Captain Ed W. Freeman, United States Army, of Boise, Idaho, who distinguished himself by numerous acts of conspicuous gallantry and extraordinary intrepidity on 14 November 1965 while serving with Company A, 229th Assault Helicopter Battalion, 1st Cavalry Division (Airmobile). As a flight leader and second in command of a 16-helicopter lift unit, he supported a heavily engaged American infantry battalion at Landing Zone X-Ray in the Ia Drang Valley, Republic of Vietnam. The unit was almost out of ammunition after taking some of the heaviest casualties of the war, fighting off a relentless attack from a highly motivated, heavily armed enemy force. When the infantry commander closed the helicopter landing zone because of intense direct enemy fire, Captain Freeman risked his life by flying his unarmed helicopter through a gauntlet of enemy fire time after time, delivering critically needed ammunition, water, and medical supplies to the besieged battalion. His flights, by providing the engaged units with supplies of ammunition critical to their survival, directly affected the battle's outcome. Without them the units would almost surely have gone down, with much greater loss of life. After medical evacuation helicopters refused to fly into the area because of intense enemy fire, Captain Freeman flew 14 separate rescue missions, providing lifesaving evacuation of an estimated 30 seriously wounded soldiers-some of whom would not have survived had he not acted. All flights were made into a small emergency landing zone within 100 to 200 meters of the defensive perimeter, where heavily committed units were perilously holding off the attacking elements. Captain Freeman's selfless acts of great valor and extraordinary perseverance were far above and beyond the call of duty or mission and set a superb example of leadership and courage for all of his peers. Captain Freeman's extraordinary heroism and devotion to duty are in keeping with the highest traditions of military service and reflect great credit upon himself, his unit, and the United States Army.
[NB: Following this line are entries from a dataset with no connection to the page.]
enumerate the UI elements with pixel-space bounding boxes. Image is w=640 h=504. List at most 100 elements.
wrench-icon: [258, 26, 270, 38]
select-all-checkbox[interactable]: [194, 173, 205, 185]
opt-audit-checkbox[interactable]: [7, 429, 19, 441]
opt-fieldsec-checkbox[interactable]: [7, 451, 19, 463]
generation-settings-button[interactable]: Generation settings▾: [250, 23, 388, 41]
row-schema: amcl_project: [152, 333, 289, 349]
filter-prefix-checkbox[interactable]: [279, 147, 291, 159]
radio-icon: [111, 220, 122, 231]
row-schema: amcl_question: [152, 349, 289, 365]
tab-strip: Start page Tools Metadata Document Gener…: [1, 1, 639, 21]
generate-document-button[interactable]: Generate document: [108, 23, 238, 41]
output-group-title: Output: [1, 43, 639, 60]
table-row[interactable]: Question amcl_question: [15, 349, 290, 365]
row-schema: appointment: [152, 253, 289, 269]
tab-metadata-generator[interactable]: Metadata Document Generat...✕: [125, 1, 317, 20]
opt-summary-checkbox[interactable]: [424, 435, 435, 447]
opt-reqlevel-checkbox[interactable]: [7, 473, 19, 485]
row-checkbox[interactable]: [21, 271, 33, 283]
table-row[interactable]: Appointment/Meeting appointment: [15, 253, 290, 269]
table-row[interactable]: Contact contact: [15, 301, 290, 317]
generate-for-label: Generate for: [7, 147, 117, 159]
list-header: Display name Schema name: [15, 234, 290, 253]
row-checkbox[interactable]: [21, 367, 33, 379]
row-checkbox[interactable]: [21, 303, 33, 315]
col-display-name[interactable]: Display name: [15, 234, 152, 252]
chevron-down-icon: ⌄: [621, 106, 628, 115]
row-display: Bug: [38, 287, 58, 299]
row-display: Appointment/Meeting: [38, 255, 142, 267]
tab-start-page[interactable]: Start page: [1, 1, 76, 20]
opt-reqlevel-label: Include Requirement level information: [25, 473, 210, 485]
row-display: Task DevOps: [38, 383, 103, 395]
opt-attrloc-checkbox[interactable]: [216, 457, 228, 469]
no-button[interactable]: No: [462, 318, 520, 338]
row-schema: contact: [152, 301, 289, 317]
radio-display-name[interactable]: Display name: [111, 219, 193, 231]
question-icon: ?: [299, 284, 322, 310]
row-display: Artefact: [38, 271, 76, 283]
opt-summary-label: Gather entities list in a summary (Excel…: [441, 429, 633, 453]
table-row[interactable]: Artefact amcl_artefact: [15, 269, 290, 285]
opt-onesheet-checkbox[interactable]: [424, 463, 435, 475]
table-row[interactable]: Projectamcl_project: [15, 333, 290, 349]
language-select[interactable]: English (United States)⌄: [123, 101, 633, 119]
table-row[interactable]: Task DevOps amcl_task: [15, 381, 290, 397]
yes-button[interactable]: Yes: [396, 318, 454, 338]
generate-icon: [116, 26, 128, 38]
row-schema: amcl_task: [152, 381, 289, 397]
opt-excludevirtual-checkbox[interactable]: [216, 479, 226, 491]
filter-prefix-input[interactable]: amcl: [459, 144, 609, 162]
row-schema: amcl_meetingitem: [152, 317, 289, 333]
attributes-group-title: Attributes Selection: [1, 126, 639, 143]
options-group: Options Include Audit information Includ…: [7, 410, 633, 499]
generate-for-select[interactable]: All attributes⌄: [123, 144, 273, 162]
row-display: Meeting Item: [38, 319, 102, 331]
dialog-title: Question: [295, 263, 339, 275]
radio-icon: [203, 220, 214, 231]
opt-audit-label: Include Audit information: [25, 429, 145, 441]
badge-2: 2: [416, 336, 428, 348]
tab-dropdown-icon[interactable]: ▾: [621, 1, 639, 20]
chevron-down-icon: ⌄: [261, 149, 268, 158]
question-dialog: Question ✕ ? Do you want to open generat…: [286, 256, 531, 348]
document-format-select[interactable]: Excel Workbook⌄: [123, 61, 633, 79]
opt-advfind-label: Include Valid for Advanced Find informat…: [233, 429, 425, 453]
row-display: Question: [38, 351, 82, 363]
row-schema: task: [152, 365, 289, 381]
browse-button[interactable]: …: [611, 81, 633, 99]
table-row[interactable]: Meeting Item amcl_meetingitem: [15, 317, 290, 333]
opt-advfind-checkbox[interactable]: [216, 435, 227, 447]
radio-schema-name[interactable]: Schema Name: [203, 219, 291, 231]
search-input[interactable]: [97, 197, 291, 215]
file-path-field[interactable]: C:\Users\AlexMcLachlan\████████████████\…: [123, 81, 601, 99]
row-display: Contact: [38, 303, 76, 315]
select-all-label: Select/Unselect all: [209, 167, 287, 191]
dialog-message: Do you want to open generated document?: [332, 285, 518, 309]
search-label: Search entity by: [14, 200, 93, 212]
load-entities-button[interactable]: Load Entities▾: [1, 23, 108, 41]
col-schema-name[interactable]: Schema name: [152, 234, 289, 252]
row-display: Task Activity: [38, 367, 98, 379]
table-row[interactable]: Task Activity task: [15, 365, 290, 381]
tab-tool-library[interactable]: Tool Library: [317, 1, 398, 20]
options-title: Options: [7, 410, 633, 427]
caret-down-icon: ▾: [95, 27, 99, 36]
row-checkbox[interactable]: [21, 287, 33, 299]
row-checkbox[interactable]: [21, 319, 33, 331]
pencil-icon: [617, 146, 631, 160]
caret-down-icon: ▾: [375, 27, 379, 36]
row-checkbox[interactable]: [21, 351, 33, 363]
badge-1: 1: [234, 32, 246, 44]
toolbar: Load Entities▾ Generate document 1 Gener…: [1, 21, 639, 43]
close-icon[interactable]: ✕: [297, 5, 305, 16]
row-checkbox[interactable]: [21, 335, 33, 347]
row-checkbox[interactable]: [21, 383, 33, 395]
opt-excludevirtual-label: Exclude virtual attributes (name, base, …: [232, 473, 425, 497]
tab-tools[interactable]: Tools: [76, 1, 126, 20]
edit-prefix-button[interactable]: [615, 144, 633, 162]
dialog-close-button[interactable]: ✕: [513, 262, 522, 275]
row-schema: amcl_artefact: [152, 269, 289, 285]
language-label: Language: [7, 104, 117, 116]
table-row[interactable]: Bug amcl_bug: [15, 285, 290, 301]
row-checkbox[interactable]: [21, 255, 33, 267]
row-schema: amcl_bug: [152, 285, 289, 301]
Rank and organization: First Lieutenant (then 2d Lt.), U.S. Army, Company A, 1st Battalion, 7th Cavalry, 1st Cavalry Division (Airmobile). place and date: Vicinity of la Drang Valley, Republic of Vietnam, 14 November 1965. Entered service at: pittsburgh, pa. Born: 20 November 1941, Washington, pa. G.O. No.: 7, 15 February 1967. Citation: For conspicuous gallantry and intrepidity at the risk of life above and beyond the call of duty. As a platoon leader in the 1st Cavalry Division (Airmobile), 1st Lt. Marm demonstrated indomitable courage during a combat operation. His company was moving through the valley to relieve a friendly unit surrounded by an enemy force of estimated regimental size. 1st Lt. Marm led his platoon through withering fire until they were finally forced to take cover. Realizing that his platoon could not hold very long, and seeing four enemy soldiers moving into his position, he moved quickly under heavy fire and annihilated all 4. Then, seeing that his platoon was receiving intense fire from a concealed machine gun, he deliberately exposed himself to draw its fire. Thus locating its position, he attempted to destroy it with an antitank weapon. Although he inflicted casualties, the weapon did not silence the enemy fire. Quickly, disregarding the intense fire directed on him and his platoon, he charged 30 meters across open ground, and hurled grenades into the enemy position, killing some of the 8 insurgents manning it. Although severely wounded, when his grenades were expended, armed with only a rifle, he continued the momentum of his assault on the position and killed the remainder of the enemy. 1st Lt. Marm's selfless actions reduced the fire on his platoon, broke the enemy assault, and rallied his unit to continue toward the accomplishment of this mission. 1st Lt. Marm's gallantry on the battlefield and his extraordinary intrepidity at the risk of his life are in the highest traditions of the U.S. Army and reflect great credit upon himself and the Armed Forces of his country. 

Their unit, the 1st Cavalry Division, still defends our nation today and has served in both Iraq and Afghanistan.

The Battle of Ia Drang was dramatized in the movie We Were Soldiers. It's a very well done movie, and I strongly encourage all readers to get a copy of the source book, We Were Soldiers Once...and Young: Ia Drang - the Battle That Changed the War in Vietnam.